Das Urteil

Honigbiene

Im Moment habe ich viel Freude mit den Honigbienen in unserem Garten. An den Herbstastern herrscht mehr Betrieb als in einem Bienenstock. Auch bei Windstille halten die Blüten niemals still, so aufgeregt ist das Treiben der Insekten, die versucht sind, die letzten Futterquellen vor dem Winter abzuweiden.

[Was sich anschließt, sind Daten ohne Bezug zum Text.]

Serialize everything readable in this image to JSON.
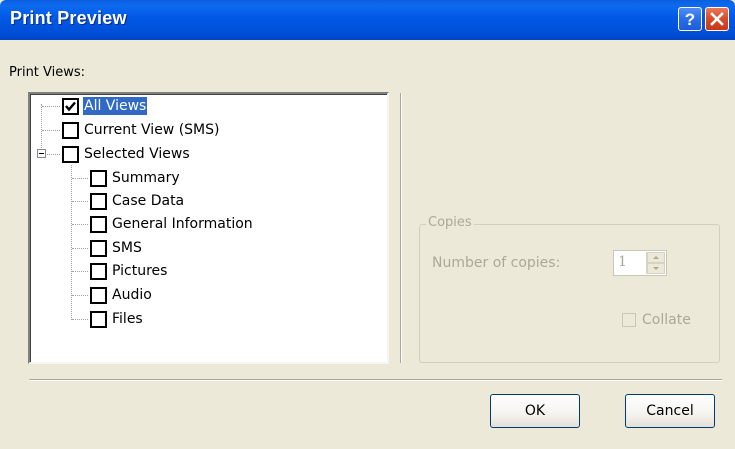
{
  "window": {
    "title": "Print Preview",
    "help_glyph": "?",
    "close_icon": "close-icon"
  },
  "print_views": {
    "label": "Print Views:",
    "items": [
      {
        "label": "All Views",
        "checked": true,
        "selected": true
      },
      {
        "label": "Current View (SMS)",
        "checked": false
      },
      {
        "label": "Selected Views",
        "checked": false,
        "expanded": true
      },
      {
        "label": "Summary",
        "checked": false
      },
      {
        "label": "Case Data",
        "checked": false
      },
      {
        "label": "General Information",
        "checked": false
      },
      {
        "label": "SMS",
        "checked": false
      },
      {
        "label": "Pictures",
        "checked": false
      },
      {
        "label": "Audio",
        "checked": false
      },
      {
        "label": "Files",
        "checked": false
      }
    ]
  },
  "copies": {
    "group_title": "Copies",
    "number_label": "Number of copies:",
    "number_value": "1",
    "collate_label": "Collate",
    "collate_checked": false,
    "enabled": false
  },
  "buttons": {
    "ok": "OK",
    "cancel": "Cancel"
  },
  "colors": {
    "titlebar": "#0058e6",
    "dialog_bg": "#ece9d8",
    "selection": "#316ac5",
    "disabled_text": "#aca899"
  }
}
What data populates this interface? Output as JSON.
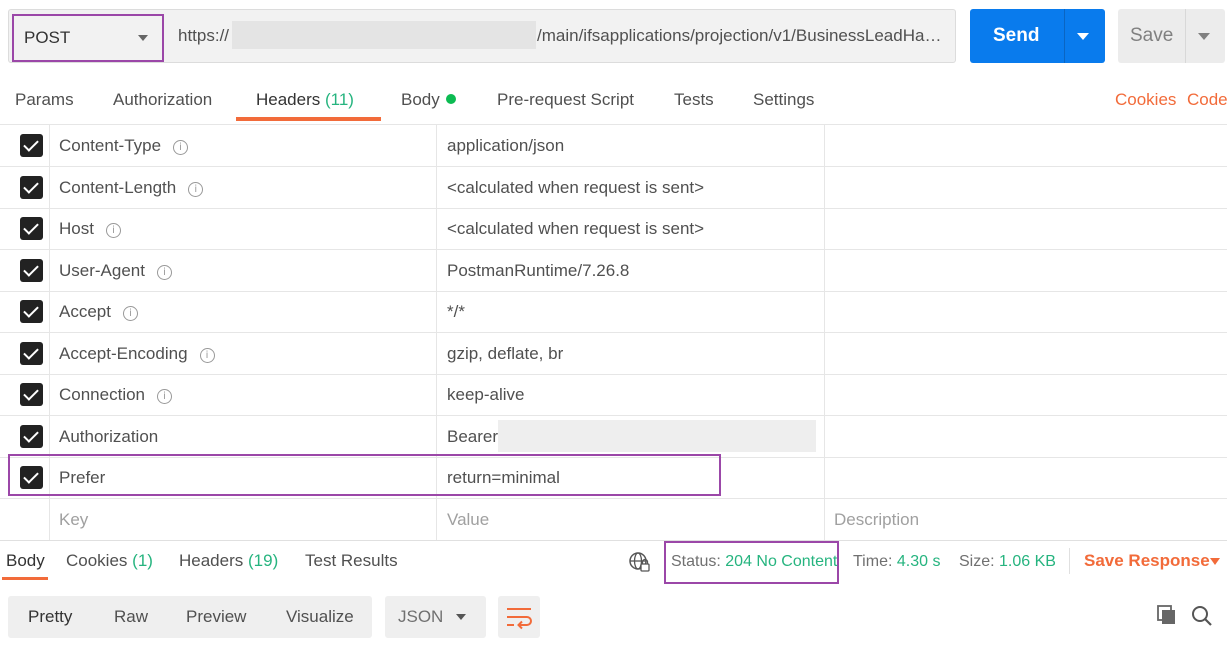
{
  "request": {
    "method": "POST",
    "url_prefix": "https://",
    "url_suffix": "/main/ifsapplications/projection/v1/BusinessLeadHa…",
    "send_label": "Send",
    "save_label": "Save"
  },
  "tabs": [
    {
      "label": "Params"
    },
    {
      "label": "Authorization"
    },
    {
      "label": "Headers",
      "count": "(11)"
    },
    {
      "label": "Body"
    },
    {
      "label": "Pre-request Script"
    },
    {
      "label": "Tests"
    },
    {
      "label": "Settings"
    }
  ],
  "links": {
    "cookies": "Cookies",
    "code": "Code"
  },
  "headers": [
    {
      "key": "Content-Type",
      "value": "application/json"
    },
    {
      "key": "Content-Length",
      "value": "<calculated when request is sent>"
    },
    {
      "key": "Host",
      "value": "<calculated when request is sent>"
    },
    {
      "key": "User-Agent",
      "value": "PostmanRuntime/7.26.8"
    },
    {
      "key": "Accept",
      "value": "*/*"
    },
    {
      "key": "Accept-Encoding",
      "value": "gzip, deflate, br"
    },
    {
      "key": "Connection",
      "value": "keep-alive"
    },
    {
      "key": "Authorization",
      "value": "Bearer"
    },
    {
      "key": "Prefer",
      "value": "return=minimal"
    }
  ],
  "new_row": {
    "key": "Key",
    "value": "Value",
    "description": "Description"
  },
  "response": {
    "tabs": [
      {
        "label": "Body"
      },
      {
        "label": "Cookies",
        "count": "(1)"
      },
      {
        "label": "Headers",
        "count": "(19)"
      },
      {
        "label": "Test Results"
      }
    ],
    "status_label": "Status:",
    "status_value": "204 No Content",
    "time_label": "Time:",
    "time_value": "4.30 s",
    "size_label": "Size:",
    "size_value": "1.06 KB",
    "save_response": "Save Response"
  },
  "view": {
    "modes": [
      "Pretty",
      "Raw",
      "Preview",
      "Visualize"
    ],
    "language": "JSON"
  },
  "colors": {
    "accent": "#f26b3a",
    "send": "#097bed",
    "success": "#26b47f",
    "highlight": "#9b47a8"
  }
}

Aber was, wenn die Bienen plötzlich ausbleiben? So passiert im Mai letzten Jahres, vielleicht 50 Kilometer von unserem Garten entfernt. Mehrere Imker beklagten den Tod von 800.000 Bienen oder 66 Völkern und einen finanziellen Schaden von über 20.000 Euro. Ein Obstbauer hatte das hochgiftige Mittel Chlorpyrifos auf seine blühenden Bäume gesprüht und dadurch das Bienensterben verursacht.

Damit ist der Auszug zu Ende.